Laurent Gueneau poursuit depuis plus de quinze ans une investigation sur la présence de la nature dans la ville. Il s’attache à révéler la force de résistance opiniâtre et incontrôlable que le végétal sauvage oppose au milieu urbain hostile.
Il s’est confronté cette fois à une nature vierge et toute puissante et nous invite à pénétrer dans la forêt primaire de Daintree située en Australie, dans le Queensland. Âgée de 125 millions d’années et inscrite au patrimoine mondial de l’Unesco, elle est l’une des plus anciennes de la planète. Cette plongée dans un univers totalement végétal nous conduit au cœur d’un univers hors du temps qui semble celui de la Genèse. Délaissant la chambre grand format avec laquelle il a l’habitude de travailler, le photographe a choisit un matériel léger qui lui permet non de faire face à son sujet mais de s’y inclure.
Dans ce milieu humide tropical où prolifèrent arbres démesurés et fougères géantes, Laurent Gueneau se livre effectivement à une expérience d’immersion : « Plus qu’une tentative de représentation, c’est une expérience corporelle et sensorielle que je tente de traduire en images.» Un tel milieu ne s’appréhende pas que visuellement.

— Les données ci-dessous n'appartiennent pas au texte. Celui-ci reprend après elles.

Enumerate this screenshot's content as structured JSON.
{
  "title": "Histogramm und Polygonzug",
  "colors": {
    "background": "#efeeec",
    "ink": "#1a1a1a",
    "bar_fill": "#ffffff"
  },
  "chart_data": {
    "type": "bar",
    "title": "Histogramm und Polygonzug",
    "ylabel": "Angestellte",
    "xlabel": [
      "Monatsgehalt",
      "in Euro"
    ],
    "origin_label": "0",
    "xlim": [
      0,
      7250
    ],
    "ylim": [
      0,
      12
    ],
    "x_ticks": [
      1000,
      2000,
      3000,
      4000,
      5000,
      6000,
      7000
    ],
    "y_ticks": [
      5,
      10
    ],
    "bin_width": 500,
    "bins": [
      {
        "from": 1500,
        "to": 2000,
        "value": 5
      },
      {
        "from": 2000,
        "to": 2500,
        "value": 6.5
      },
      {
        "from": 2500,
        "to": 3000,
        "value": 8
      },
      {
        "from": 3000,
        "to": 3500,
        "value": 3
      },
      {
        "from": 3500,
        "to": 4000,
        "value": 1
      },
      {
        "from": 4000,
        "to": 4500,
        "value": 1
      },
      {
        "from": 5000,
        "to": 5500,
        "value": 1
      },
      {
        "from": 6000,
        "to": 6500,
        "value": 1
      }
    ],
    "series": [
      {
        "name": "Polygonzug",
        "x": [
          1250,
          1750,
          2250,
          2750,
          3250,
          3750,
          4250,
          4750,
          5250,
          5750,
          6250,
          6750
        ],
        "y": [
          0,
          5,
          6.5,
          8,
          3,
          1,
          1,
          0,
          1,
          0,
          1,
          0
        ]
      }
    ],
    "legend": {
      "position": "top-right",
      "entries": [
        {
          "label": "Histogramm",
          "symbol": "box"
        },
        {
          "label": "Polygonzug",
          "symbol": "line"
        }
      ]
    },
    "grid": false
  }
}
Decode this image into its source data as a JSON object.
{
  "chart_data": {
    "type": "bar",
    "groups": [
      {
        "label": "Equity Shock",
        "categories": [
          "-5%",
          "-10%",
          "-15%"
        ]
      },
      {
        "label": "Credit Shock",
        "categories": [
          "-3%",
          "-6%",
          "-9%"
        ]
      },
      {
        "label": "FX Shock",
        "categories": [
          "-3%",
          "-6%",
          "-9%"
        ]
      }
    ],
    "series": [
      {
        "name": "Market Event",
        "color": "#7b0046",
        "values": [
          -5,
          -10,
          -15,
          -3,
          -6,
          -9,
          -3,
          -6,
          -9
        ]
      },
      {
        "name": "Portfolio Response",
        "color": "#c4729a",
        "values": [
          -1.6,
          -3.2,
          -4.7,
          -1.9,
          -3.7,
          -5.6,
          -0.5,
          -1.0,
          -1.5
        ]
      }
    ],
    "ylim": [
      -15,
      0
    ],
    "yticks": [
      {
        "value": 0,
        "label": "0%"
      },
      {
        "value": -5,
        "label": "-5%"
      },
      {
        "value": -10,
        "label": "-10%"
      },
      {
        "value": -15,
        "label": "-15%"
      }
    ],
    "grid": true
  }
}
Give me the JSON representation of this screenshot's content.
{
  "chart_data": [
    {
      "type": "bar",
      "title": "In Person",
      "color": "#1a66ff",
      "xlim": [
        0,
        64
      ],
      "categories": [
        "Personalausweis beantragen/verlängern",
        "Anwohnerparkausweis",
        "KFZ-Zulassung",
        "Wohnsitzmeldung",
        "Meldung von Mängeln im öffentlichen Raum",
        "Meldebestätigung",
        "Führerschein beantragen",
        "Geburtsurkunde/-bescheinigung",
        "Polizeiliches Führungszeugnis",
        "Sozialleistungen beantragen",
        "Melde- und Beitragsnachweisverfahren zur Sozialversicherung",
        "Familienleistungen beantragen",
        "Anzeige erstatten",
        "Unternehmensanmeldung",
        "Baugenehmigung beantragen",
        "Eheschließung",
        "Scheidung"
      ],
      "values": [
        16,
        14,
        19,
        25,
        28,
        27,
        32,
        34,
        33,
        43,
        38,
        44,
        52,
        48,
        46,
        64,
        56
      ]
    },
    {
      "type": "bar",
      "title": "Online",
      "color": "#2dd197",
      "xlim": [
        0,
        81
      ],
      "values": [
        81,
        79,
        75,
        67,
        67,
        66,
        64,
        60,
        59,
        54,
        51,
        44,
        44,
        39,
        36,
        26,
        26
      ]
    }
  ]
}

Ce que le photographe tente aussi de capter, c’est la moiteur de l’air, les odeurs d’avant et d’après la pluie, le silence percé de bruits et de cris inconnus.
Pourtant cette échappée au cœur de la nature, ne nous éloigne peut-être pas tant de l’architecture, domaine si familier à Laurent Gueneau : « Quand je me confronte au territoire, ... je célèbre des formes architecturales » déclarait-il. Dans cette forêt de Daintree, les formes sculpturales des arbres, celles des espaces aux dimensions majestueuses, des piliers, des voutes, des ogives, des volutes renvoient au vocabulaire de l’architecture sacrée si inspirée elle-même par les formes végétales: juste mouvement de retour. Il n’est pas jusqu’aux jeux de lumière sous la pénombre de la canopée qui ne ravive le sentiment d’un déjà vécu dans quelque cathédrale. Le choix du noir et blanc (c'est-à-dire le refus du vert) , inhabituel chez le photographe, participe de ce parallèle entre le végétal avec la pierre ouvragée par l’homme.
Si les cathédrales brûlent parfois, les forêts sont de plus en plus souvent victimes de destructions volontaires ou dues au réchauffement climatique. Les incendies récents qui ont frappé l’Australie y ont anéanti 20 % des forêts, en particulier dans l’état voisin de Nouvelle-Galles du Sud. Ils nous rappellent la fragilité de ce milieu, même si son exubérante vitalité semble le vouer à une existence éternelle.